The extensions we present for validating deterministic model possessing PB in their predictions are applied with no modifications in the model structure because this type of bias is removed from the available data ( zi, yi ) by means of the bias values (di), namely, by the correction .
The test statistic and critical error with AP require a larger maximum admissible error (e) value than that with OP, in order to infer whether the model is acceptable for predicting the system or not. A previous study by Medina et al 4 points out that the inconvenience of applying the OP is the ambiguity occurring when the null hypothesis is not rejected (H0) since what it can be inferred is that the data do not provide sufficient evidence to reject it, and that the affirmation stated in H0 is not accepted. Moreover, as the research hypothesis is posed in the alternative hypothesis, we recommend using the AP in validating a system prediction model.
Validation by means of critical errors or by the confidence limits approach (the latter being a procedure equivalent to the hypothesis testing approach, as mentioned above), is reduced to calculating the maximum anticipated error, or critical error, in which the model developer or the user decide whether the model is acceptable in predicting the system.
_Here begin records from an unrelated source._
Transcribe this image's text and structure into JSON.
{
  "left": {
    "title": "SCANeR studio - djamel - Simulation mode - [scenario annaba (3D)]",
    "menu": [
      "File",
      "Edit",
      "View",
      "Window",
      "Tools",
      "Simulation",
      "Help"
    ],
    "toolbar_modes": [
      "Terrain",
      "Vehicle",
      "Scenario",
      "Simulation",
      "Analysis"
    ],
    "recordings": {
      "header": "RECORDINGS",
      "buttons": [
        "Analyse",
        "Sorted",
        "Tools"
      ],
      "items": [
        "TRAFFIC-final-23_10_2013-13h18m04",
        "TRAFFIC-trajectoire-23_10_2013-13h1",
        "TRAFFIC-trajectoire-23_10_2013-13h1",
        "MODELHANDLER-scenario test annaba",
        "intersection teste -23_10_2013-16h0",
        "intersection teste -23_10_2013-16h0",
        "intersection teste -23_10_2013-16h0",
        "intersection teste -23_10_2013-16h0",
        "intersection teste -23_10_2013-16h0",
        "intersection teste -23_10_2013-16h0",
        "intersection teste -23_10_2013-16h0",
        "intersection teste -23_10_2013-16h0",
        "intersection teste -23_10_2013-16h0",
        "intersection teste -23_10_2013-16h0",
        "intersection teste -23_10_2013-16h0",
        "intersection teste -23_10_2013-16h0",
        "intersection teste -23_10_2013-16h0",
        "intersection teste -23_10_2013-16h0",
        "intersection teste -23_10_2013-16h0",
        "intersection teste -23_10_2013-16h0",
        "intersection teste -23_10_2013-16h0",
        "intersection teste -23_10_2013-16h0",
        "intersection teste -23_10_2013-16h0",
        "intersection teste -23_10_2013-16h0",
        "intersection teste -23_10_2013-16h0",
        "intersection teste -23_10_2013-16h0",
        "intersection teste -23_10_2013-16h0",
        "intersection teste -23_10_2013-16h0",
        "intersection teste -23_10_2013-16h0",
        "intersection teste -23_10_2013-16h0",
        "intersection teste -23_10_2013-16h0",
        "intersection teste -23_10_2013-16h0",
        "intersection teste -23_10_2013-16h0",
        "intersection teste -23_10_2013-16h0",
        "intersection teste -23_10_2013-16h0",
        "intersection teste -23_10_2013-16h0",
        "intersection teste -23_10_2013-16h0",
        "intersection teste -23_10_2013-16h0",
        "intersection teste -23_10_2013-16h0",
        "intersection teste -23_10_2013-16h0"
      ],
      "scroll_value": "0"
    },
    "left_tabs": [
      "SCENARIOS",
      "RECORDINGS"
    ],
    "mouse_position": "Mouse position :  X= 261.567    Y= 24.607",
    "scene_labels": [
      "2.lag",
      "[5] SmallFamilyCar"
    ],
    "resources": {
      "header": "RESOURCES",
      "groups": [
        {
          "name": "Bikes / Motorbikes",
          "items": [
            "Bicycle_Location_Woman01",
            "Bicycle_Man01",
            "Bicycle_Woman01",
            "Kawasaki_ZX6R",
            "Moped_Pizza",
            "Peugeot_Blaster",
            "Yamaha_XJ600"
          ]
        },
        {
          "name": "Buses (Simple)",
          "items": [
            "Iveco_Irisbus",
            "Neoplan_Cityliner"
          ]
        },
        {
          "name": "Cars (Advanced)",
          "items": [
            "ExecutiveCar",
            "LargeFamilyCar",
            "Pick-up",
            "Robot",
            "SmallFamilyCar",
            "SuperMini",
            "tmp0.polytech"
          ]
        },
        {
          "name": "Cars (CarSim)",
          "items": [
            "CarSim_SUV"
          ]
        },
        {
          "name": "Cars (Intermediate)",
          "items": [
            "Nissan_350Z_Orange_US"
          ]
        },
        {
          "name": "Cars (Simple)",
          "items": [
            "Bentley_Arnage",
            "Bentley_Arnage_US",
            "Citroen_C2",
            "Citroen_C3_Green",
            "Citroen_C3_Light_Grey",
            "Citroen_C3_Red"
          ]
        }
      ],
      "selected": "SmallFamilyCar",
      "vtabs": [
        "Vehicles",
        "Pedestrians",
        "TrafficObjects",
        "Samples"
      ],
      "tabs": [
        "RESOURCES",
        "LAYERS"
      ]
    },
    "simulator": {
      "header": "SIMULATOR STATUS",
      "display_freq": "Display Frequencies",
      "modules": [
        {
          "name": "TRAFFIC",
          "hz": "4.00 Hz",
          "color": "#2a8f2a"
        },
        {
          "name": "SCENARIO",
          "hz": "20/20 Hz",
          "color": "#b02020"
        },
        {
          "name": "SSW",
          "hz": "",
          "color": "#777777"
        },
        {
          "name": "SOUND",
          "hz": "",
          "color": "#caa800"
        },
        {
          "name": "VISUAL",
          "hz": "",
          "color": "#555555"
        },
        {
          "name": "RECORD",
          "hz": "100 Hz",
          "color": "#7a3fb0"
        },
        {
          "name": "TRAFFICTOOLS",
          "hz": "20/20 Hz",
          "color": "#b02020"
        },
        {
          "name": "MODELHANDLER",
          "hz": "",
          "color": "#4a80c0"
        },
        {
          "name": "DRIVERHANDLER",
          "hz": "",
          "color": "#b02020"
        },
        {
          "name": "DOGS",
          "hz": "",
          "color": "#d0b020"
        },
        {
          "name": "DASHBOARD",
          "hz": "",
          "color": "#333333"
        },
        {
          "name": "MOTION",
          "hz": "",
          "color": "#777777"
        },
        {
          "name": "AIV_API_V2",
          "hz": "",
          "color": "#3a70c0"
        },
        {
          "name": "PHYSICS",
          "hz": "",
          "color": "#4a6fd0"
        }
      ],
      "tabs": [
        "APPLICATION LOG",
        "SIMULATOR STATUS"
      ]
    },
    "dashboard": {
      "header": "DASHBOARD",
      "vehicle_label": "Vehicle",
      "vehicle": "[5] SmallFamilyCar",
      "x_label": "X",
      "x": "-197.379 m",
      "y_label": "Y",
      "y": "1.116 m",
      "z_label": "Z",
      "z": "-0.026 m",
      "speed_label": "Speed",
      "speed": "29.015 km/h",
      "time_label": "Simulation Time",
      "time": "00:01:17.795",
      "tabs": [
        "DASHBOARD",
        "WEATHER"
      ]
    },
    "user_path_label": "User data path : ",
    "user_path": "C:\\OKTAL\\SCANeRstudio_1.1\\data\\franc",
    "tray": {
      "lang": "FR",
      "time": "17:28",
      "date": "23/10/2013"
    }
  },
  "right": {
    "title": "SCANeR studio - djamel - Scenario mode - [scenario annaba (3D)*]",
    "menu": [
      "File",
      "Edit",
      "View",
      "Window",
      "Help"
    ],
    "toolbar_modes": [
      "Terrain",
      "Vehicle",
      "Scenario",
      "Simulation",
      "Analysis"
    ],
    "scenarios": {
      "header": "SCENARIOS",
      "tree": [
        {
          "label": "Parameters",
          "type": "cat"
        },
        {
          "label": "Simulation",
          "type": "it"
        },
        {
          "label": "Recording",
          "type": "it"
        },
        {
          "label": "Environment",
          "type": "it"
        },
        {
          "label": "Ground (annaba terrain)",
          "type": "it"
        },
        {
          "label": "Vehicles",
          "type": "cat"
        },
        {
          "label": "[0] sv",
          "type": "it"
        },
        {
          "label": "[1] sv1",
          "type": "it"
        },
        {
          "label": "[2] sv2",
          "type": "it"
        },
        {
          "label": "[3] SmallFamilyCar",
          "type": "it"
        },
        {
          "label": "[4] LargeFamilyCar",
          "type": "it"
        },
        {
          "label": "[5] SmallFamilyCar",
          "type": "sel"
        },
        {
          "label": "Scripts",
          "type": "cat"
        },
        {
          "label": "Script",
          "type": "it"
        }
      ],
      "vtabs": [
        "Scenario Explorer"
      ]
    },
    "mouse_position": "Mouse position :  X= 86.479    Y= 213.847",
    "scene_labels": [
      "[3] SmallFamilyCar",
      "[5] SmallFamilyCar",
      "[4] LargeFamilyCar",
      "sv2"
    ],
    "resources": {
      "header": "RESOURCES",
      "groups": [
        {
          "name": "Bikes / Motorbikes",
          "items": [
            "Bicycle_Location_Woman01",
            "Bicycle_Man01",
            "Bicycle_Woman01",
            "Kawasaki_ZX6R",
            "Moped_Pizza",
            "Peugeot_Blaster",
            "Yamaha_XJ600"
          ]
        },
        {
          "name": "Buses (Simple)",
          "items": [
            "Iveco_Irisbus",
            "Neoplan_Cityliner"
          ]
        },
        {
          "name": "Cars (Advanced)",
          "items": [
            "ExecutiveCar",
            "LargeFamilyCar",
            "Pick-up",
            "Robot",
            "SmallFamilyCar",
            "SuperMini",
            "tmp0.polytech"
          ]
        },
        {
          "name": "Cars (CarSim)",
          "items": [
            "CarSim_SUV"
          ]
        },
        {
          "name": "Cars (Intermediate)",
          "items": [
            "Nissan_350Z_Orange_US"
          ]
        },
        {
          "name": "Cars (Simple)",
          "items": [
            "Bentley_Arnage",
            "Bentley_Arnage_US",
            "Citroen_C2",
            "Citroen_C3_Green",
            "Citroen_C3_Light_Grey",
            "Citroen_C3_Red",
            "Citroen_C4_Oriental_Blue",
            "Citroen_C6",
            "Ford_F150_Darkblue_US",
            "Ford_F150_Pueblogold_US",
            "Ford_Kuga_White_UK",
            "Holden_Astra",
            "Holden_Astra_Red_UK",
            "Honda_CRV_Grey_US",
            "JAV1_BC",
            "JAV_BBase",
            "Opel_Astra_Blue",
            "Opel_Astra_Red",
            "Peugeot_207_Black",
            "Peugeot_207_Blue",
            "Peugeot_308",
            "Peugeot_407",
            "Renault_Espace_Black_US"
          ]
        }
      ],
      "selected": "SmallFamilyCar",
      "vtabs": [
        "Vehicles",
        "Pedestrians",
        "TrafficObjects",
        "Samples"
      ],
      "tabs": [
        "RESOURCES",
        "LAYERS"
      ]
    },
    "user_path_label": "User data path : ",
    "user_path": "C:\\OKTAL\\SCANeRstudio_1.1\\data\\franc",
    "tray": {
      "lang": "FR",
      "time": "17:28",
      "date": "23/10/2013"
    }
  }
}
This is carried out by comparing the critical error with the required accuracy (e) under the values α and α’ specified beforehand. This requires that the model developer or the user have good understanding of the system to establish, a priori, the maximum admissible error (e). Medina et al 4 recommend the CI approach to validate a model for several reasons. It provides the range of possible values of the parameter under consideration thus, it is more informative than hypothesis testing in the sense that it permits determining the a posteriori maximum admissible prediction error.
It should be pointed out that the critical error, or a posteriori maximum admissible error, can be used to compare several models for a single system, in such a way that the best model would be the one with the lowest critical error. To assess the improvement of a model in system prediction it is necessary to observe whether a posteriori maximum admissible error decreases at each process of improvement.
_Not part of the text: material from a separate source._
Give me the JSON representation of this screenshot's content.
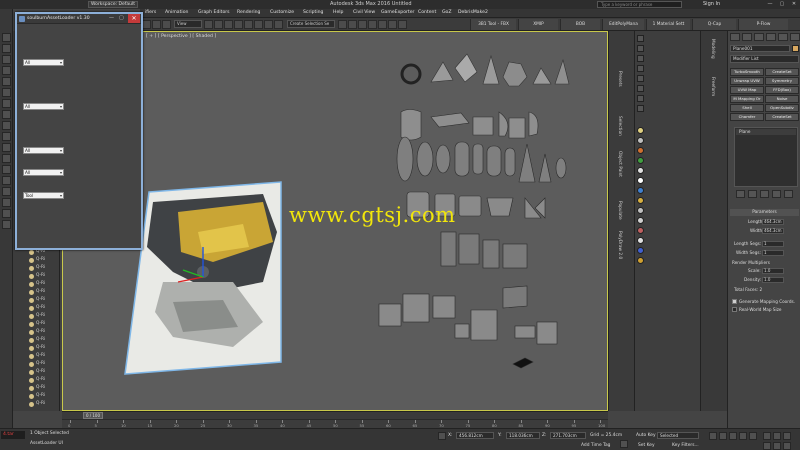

The estimated CI for the quantile 1-α of the error distribution, once PB is corrected, allows us to determine an upper bound for the magnitude of the prediction error with a certain probability, and to use it in the evaluation of the evolving model whenever an improvement is required. This is similar to the case of validating a model with CB in its predictions 4. Thus, based on the critical error with AP and the aforementioned CI, we can establish the minimum permitted prediction error, and what amount of error of prediction would not surpass.
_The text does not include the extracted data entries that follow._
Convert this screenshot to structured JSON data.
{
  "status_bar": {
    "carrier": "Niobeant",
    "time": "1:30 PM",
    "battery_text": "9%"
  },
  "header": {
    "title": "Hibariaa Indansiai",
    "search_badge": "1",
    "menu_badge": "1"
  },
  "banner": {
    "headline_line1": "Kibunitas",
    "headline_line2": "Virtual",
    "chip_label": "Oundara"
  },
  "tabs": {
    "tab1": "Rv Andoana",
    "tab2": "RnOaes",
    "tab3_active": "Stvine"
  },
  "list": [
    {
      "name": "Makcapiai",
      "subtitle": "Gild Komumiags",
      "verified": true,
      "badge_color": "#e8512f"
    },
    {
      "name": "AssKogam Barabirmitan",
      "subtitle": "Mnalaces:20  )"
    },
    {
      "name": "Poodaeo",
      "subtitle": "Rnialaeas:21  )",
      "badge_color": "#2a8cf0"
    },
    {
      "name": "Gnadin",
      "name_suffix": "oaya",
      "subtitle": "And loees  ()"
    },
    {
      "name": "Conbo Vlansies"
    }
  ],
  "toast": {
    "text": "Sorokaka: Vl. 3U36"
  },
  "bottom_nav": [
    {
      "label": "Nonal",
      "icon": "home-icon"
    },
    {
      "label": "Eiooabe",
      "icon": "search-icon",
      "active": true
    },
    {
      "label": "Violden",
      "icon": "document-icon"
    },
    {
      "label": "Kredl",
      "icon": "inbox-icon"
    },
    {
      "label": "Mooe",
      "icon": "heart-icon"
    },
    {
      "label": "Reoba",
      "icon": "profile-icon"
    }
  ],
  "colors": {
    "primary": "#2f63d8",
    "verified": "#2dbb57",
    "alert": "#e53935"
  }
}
In conclusion, the extensions to Freese’s statistical method presented here to validate models in the presence of proportional bias are applied without modification in the model structure.
In validating a model, we recommend using the confidence interval approach under the alternative proposal.
The confidence interval for the 1-α quantile of error distribution, once the proportional bias is corrected, allows determination of an upper bound for the magnitude of the prediction error.
Both a posteriori maximum admissible error, and the upper bound for the magnitude of the prediction error can be used to evaluate the evolution of a model in predicting the system in the face of a modification of the modeling process.